I have a few recommendations to make on the basis of valuable feedback gotten by the participants which might help hiring managers for welcoming new employees in the future.

  • Communication: Managers should take the lead to make things comfortable for the newly hired. They should be open and accessible. The recommendation would be to have various ways to keep the communication going to show they are accessible and welcoming towards the newly hires. When new hires feel connected they are more motivated and productive in their new jobs. Touch points are important and productive to build the initial relationships. These can be weekly Zoom calls or other online meetings to informally meet the teammates, which can help break the ice, and organically learn about the culture and values of the organization.
  • Another recommendation would be to allow the relationships to build and grow organically. A lot of times new employees get to meet the teams through work meetings. Pairing new employees with colleagues from other departments is another way to get to know the teams and their work.
  • Slack channels can also be used for communication. Even if the hiring manager is busy, help can be sought from another colleague on the channel. Time is crucial for everyone in these unusual circumstances, so all shareholders should be involved to improve the communication experience of the new employees.
  • Culture: The recommendation for making new employees aware of the culture is practicing the values through actions. Value of doing is greater than preaching and the leadership has a great role to play here. New hires who have been given significant exposure to leaders through Zoom where they were able to learn a lot about the values of the organizations. Fireside chats from senior leadership to keep employees engaged by having open honest conversations have also helped new employees to understand the culture.
  • Another recommendation would be sending a “welcome package” via mail or email where stories can be shared of companies policies, mission, vision, culture and issues which the company is passionate about and details of online resources such as affinity group pages, where new hires can learn about the values of the organization.
  • The training and development team can also bring cultural awareness among the new employees by giving virtual training sessions on diversity and inclusion, safety, ethics and gender inequality at the workplace to reflect the values of the company.
  • To keep new employees fully engaged, give them the option of flex work, as working from home can cause employee burnout. By giving them some freedom to schedule their day would make their virtual onboarding less tiresome especially when co-workers are not around, and days can be monotonous while working from home without water cooler time.
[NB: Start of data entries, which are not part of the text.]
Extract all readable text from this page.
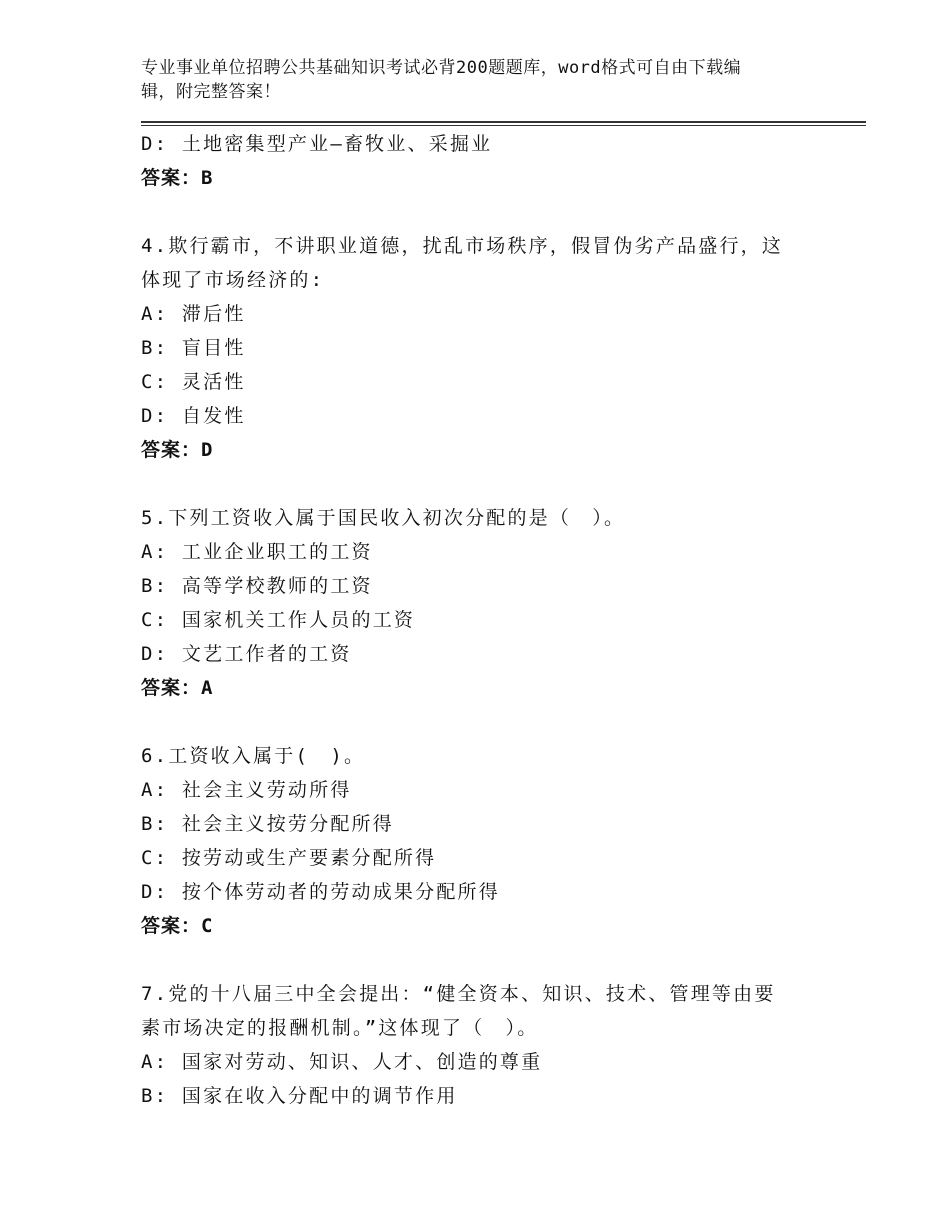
专业事业单位招聘公共基础知识考试必背200题题库，word格式可自由下载编
辑，附完整答案！
D: 土地密集型产业—畜牧业、采掘业
答案：B
4.欺行霸市，不讲职业道德，扰乱市场秩序，假冒伪劣产品盛行，这
体现了市场经济的:
A: 滞后性
B: 盲目性
C: 灵活性
D: 自发性
答案：D
5.下列工资收入属于国民收入初次分配的是（　）。
A: 工业企业职工的工资
B: 高等学校教师的工资
C: 国家机关工作人员的工资
D: 文艺工作者的工资
答案：A
6.工资收入属于(　)。
A: 社会主义劳动所得
B: 社会主义按劳分配所得
C: 按劳动或生产要素分配所得
D: 按个体劳动者的劳动成果分配所得
答案：C
7.党的十八届三中全会提出：“健全资本、知识、技术、管理等由要
素市场决定的报酬机制。”这体现了（　）。
A: 国家对劳动、知识、人才、创造的尊重
B: 国家在收入分配中的调节作用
Teams looking to onboard new employees and interns should make a list of essential things to ensure a smooth hiring process. A properly planned and structured orientation program saves a lot of time and facilitates smooth on-boarding experiences. Hiring managers can be given tips on how to involve employees remotely. The learning and development team can share LinkedIn courses which offer valuable techniques and tips on working from home.

Lastly, empathy is key! Without empathy, no technology, communication mode or any technical investment can work. Give new employees time and space to understand the procedures, projects and people with whom they will eventually work in the office space.